With the function and configuration in place, we can now add the contact form. I placed it inside src > components > ContactForm.js:

export const ContactForm = () => {
  const [isPosting, setIsPosting] = useState(false);
  const [postingError, setPostingError] = useState(false);
  const [postingSuccess, setPostingSuccess] = useState(false);
  const emailEl = createRef();
  const messageEl = createRef();
  const postMail = async () => {
    const email = emailEl.current.value;
    const message = messageEl.current.value;

    setIsPosting(true);

    try {
      const res = await fetch('/.netlify/functions/sendmail', {
        method: 'POST',
        headers: {
          'Content-Type': 'application/json',
        },
        body: JSON.stringify({
          email,
          message,
        }),
      });

      if (!res.ok) {
        setPostingError(true);
      } else {
        setPostingSuccess(true);
      }
    } catch (e) {
      setPostingError(true);
    } finally {
      setIsPosting(false);
    }
  };

  const handleSubmit = e => {
    e.preventDefault();

    postMail();
  };

  return (
    <>
      {postingSuccess ? (
        <SuccessMessage>Message sent. Thank you!</SuccessMessage>
      ) : (
        <form method="post" onSubmit={handleSubmit}>
          <Fieldset>
            <Legend>Contact form</Legend>
            <Label htmlFor="email">Your email address*</Label>
            <Input
              type="email"
              aria-label="Your email address"
              name="email"
              id="email"
              placeholder="Email address"
              ref={emailEl}
              disabled={isPosting ? 'disabled' : undefined}
              required
            />
            <Label htmlFor="message">Your message*</Label>
            <Textarea
              ref={messageEl}
              id="message"
              aria-label="Your message"
              placeholder="Message"
              disabled={isPosting ? 'disabled' : undefined}
              rows="5"
              required
            />
            <Button disabled={isPosting ? 'disabled' : undefined}>Send</Button>
          </Fieldset>
        </form>
      )}
      {postingError ? <ErrorMessage>Something went wrong, please try again (later).</ErrorMessage> : null}
    </>
  );
};

This creates a simple mail form with an email and message field defined as uncontrolled components. I’m not going to go into the specifics of the React code here as that’s not the point of this post.

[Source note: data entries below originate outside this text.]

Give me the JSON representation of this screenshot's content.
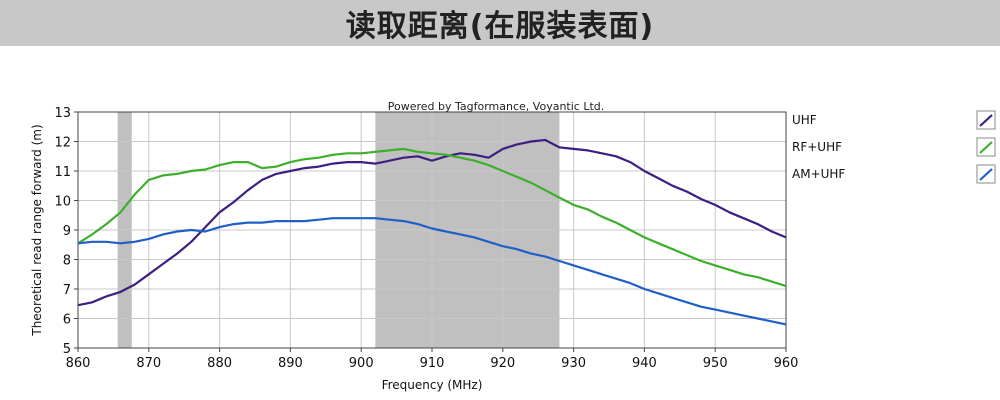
{
  "header": {
    "title": "读取距离(在服装表面)"
  },
  "colors": {
    "UHF": "#3d1e82",
    "RF+UHF": "#3cb02a",
    "AM+UHF": "#1f5fc8",
    "band": "#c0c0c0",
    "grid": "#c8c8c8"
  },
  "chart_data": {
    "type": "line",
    "credit": "Powered by Tagformance, Voyantic Ltd.",
    "xlabel": "Frequency (MHz)",
    "ylabel": "Theoretical read range forward (m)",
    "xlim": [
      860,
      960
    ],
    "ylim": [
      5,
      13
    ],
    "xticks": [
      860,
      870,
      880,
      890,
      900,
      910,
      920,
      930,
      940,
      950,
      960
    ],
    "yticks": [
      5,
      6,
      7,
      8,
      9,
      10,
      11,
      12,
      13
    ],
    "grid": true,
    "legend_position": "right",
    "shaded_bands": [
      [
        865.6,
        867.6
      ],
      [
        902,
        928
      ]
    ],
    "x": [
      860,
      862,
      864,
      866,
      868,
      870,
      872,
      874,
      876,
      878,
      880,
      882,
      884,
      886,
      888,
      890,
      892,
      894,
      896,
      898,
      900,
      902,
      904,
      906,
      908,
      910,
      912,
      914,
      916,
      918,
      920,
      922,
      924,
      926,
      928,
      930,
      932,
      934,
      936,
      938,
      940,
      942,
      944,
      946,
      948,
      950,
      952,
      954,
      956,
      958,
      960
    ],
    "series": [
      {
        "name": "UHF",
        "values": [
          6.45,
          6.55,
          6.75,
          6.9,
          7.15,
          7.5,
          7.85,
          8.2,
          8.6,
          9.1,
          9.6,
          9.95,
          10.35,
          10.7,
          10.9,
          11.0,
          11.1,
          11.15,
          11.25,
          11.3,
          11.3,
          11.25,
          11.35,
          11.45,
          11.5,
          11.35,
          11.5,
          11.6,
          11.55,
          11.45,
          11.75,
          11.9,
          12.0,
          12.05,
          11.8,
          11.75,
          11.7,
          11.6,
          11.5,
          11.3,
          11.0,
          10.75,
          10.5,
          10.3,
          10.05,
          9.85,
          9.6,
          9.4,
          9.2,
          8.95,
          8.75
        ]
      },
      {
        "name": "RF+UHF",
        "values": [
          8.55,
          8.85,
          9.2,
          9.6,
          10.2,
          10.7,
          10.85,
          10.9,
          11.0,
          11.05,
          11.2,
          11.3,
          11.3,
          11.1,
          11.15,
          11.3,
          11.4,
          11.45,
          11.55,
          11.6,
          11.6,
          11.65,
          11.7,
          11.75,
          11.65,
          11.6,
          11.55,
          11.45,
          11.35,
          11.2,
          11.0,
          10.8,
          10.6,
          10.35,
          10.1,
          9.85,
          9.7,
          9.45,
          9.25,
          9.0,
          8.75,
          8.55,
          8.35,
          8.15,
          7.95,
          7.8,
          7.65,
          7.5,
          7.4,
          7.25,
          7.1
        ]
      },
      {
        "name": "AM+UHF",
        "values": [
          8.55,
          8.6,
          8.6,
          8.55,
          8.6,
          8.7,
          8.85,
          8.95,
          9.0,
          8.95,
          9.1,
          9.2,
          9.25,
          9.25,
          9.3,
          9.3,
          9.3,
          9.35,
          9.4,
          9.4,
          9.4,
          9.4,
          9.35,
          9.3,
          9.2,
          9.05,
          8.95,
          8.85,
          8.75,
          8.6,
          8.45,
          8.35,
          8.2,
          8.1,
          7.95,
          7.8,
          7.65,
          7.5,
          7.35,
          7.2,
          7.0,
          6.85,
          6.7,
          6.55,
          6.4,
          6.3,
          6.2,
          6.1,
          6.0,
          5.9,
          5.8
        ]
      }
    ]
  }
}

The important bit is that when the form is submitted, the postMail function gets called inside the event handler, which makes a fetch call to '/.netlify/functions/sendmail'. This path adheres to the following pattern:

https://[YOUR_URL]/.netlify/[FUNCTION_FOLDER]/[FUNCTION_NAME]

This is of course going to trigger our function and, given that there is no error, send the data from the contact form to Sengrid, which in turn will process and send it to the email address defined in SENDGRID_TO_EMAIL.

Testing your contact form

Now you can test your form. Just run netlify dev inside your project folder. This is going to start a server on http://localhost:8888. If you then navigate to the page with your form, fill it out and submit, a mail should be sent to the email address you set in the SENDGRID_TO_EMAIL variable.

After you push your code and the build on Netlify is successful (if you have set up continuous deployment in Netlify, the build will start automatically after pushing), the form should also work in production.